Leur métier : "optimiser" les impôts
Mathieu Le Tacon reçoit avec le sourire, avec une poignée de main franche, mais pas dans son bureau. Ces jours-ci, tous ses entretiens se font dans une salle de réunion du cabinet. Une longue table vide, un "paper-board" et quelques petites bouteilles d'eau. L'endroit où travaille cet avocat fiscaliste, personne d'autre que lui n'y entre.
"Comme tous les avocats, nous sommes soumis au secret professionnel , explique-t-il. Nous avons beaucoup de dossiers dans nos bureaux, surtout en cette période déclarative. On préserve donc l'anonymat de nos clients puisque la fiscalité personnelle en France est un tabou ". Ses clients lui confient leur déclaration et donc aussi une part de leur intimité. Les contacter est délicat. D'ailleurs, pour que l'un d'entre eux accepte de parler, il faut que ce soit par téléphone, depuis le cabinet.
Nicolas, par exemple, fait appel au cabinet pour remplir correctement sa déclaration. Ce client régulier a un contact amical avec son fiscaliste : "J'espère que vous n'allez pas me facturer cet appel ", demande-t-il en riant à son conseil. Lequel répond : "Non mais c'est vraiment la seule fois ". Nicolas serait tout à fait capable de remplir sa déclaration tout seul mais, d'abord, il avoue que ce n'est pas une tâche qui lui plaît particulièrement. Et il redoute des erreurs, il préfère s'adresser à un professionnel qui lui permettra "d'optimiser" sa déclaration. "Il m'est arrivé de déclarer le brut de mes impôts par le passé, ce qui est vraiment une grosse bêtise , avoue-t-il. L'administration fiscale était sidérée. Je suis typiquement quelqu'un qui doit faire appel à un cabinet spécialisé pour ne pas commettre d'erreurs ".
1.000 euros d'honoraires minimum
Les clients sont tous des gens aisés ; les honoraires du cabinet démarrent autour de 1.000 euros pour remplir une déclaration simple. Plus ça se complique, plus ça devient cher. Cela peut se transformer en forfait, en abonnement d'assistance ou en pourcentage sur la somme obtenue dans le cas du règlement d'un litige. C'est un travail exigeant car les clients le sont et ils veulent comprendre.

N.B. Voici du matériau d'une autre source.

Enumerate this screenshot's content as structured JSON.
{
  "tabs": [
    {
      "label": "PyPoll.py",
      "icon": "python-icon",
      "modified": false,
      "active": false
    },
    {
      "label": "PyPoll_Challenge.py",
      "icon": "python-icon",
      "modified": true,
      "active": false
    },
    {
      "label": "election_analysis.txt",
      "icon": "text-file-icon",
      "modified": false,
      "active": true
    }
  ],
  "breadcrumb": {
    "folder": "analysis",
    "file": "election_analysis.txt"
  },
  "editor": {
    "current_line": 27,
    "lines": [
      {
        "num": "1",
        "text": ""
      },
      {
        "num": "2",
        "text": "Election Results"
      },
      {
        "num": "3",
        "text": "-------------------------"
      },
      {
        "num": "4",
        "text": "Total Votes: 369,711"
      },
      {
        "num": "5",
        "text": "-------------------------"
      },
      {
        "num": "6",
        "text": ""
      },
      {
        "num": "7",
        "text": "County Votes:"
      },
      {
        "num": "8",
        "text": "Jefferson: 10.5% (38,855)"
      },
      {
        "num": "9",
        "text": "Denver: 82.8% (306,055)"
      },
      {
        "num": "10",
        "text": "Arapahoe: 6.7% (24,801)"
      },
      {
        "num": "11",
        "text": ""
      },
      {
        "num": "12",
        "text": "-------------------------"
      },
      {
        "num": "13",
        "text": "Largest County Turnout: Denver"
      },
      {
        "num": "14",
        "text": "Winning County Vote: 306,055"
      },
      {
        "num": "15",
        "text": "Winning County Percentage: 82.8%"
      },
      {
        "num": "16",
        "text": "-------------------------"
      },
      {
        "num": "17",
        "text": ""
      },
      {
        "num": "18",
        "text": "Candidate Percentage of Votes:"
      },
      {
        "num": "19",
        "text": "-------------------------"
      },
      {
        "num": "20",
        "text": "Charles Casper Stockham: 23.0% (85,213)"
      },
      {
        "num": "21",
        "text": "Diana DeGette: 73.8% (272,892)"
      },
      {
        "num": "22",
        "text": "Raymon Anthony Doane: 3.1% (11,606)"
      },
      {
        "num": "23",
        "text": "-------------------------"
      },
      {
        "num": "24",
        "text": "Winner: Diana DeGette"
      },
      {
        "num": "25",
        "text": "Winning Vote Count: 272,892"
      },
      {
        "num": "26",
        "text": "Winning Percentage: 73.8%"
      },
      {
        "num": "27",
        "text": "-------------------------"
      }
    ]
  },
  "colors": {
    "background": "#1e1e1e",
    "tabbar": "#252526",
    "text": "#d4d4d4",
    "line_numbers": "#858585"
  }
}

Diane Laske, fiscaliste dans ce cabinet, a parfois du mal à tout expliquer : "Entre le moment où ils viennent nous voir et le moment où on dépose le dossier, ils sont quand même assez stressés. Ils ont besoin que ça se fasse vite et en plus ils veulent tout comprendre. Comme si, ensuite, ils devaient aller le défendre devant l'administration fiscale. Ils ont besoin de valider le traitement appliqué sauf que, malheureusement, ils n'ont pas les mêmes bases que nous ".
Un bon fiscaliste doit évidemment suivre l'évolution législative, presque au jour le jour. Avant même qu'une loi passe, Mathieu Le Tacon suit les débats parlementaires pour comprendre l'orientation générale. Dès que la loi est votée, il doit être capable d'en déceler les avantages, les inconvénients et aussi les failles, pour le bien de ses clients. Un aventurier du chiffre dans la jungle fiscale.
Des contribuables perdus
"On ne tire pas beaucoup de gloire à comprendre la fiscalité française parce que c'est vraiment très administratif, très technique et aussi très fluctuant. C'est ce qui fait l'attrait de cette matière, c'est qu'elle est très changeante. Par exemple, pour les plus-values de cessions immobilières, les règles ont changé chaque année depuis au moins 3 ou 4 ans, et souvent de manière rétroactive. Les gens sont totalement perdus et parfois, même les établissements bancaires ne s'y retrouvent pas ".
Ces dernières années, il y a un afflux de nouveaux dossiers, pas simples. Ceux des exilés fiscaux qui rapatrient leurs biens en France. Actuellement, le Cabinet Delsol en traite 500 en liaison directe avec le ministère des Finances.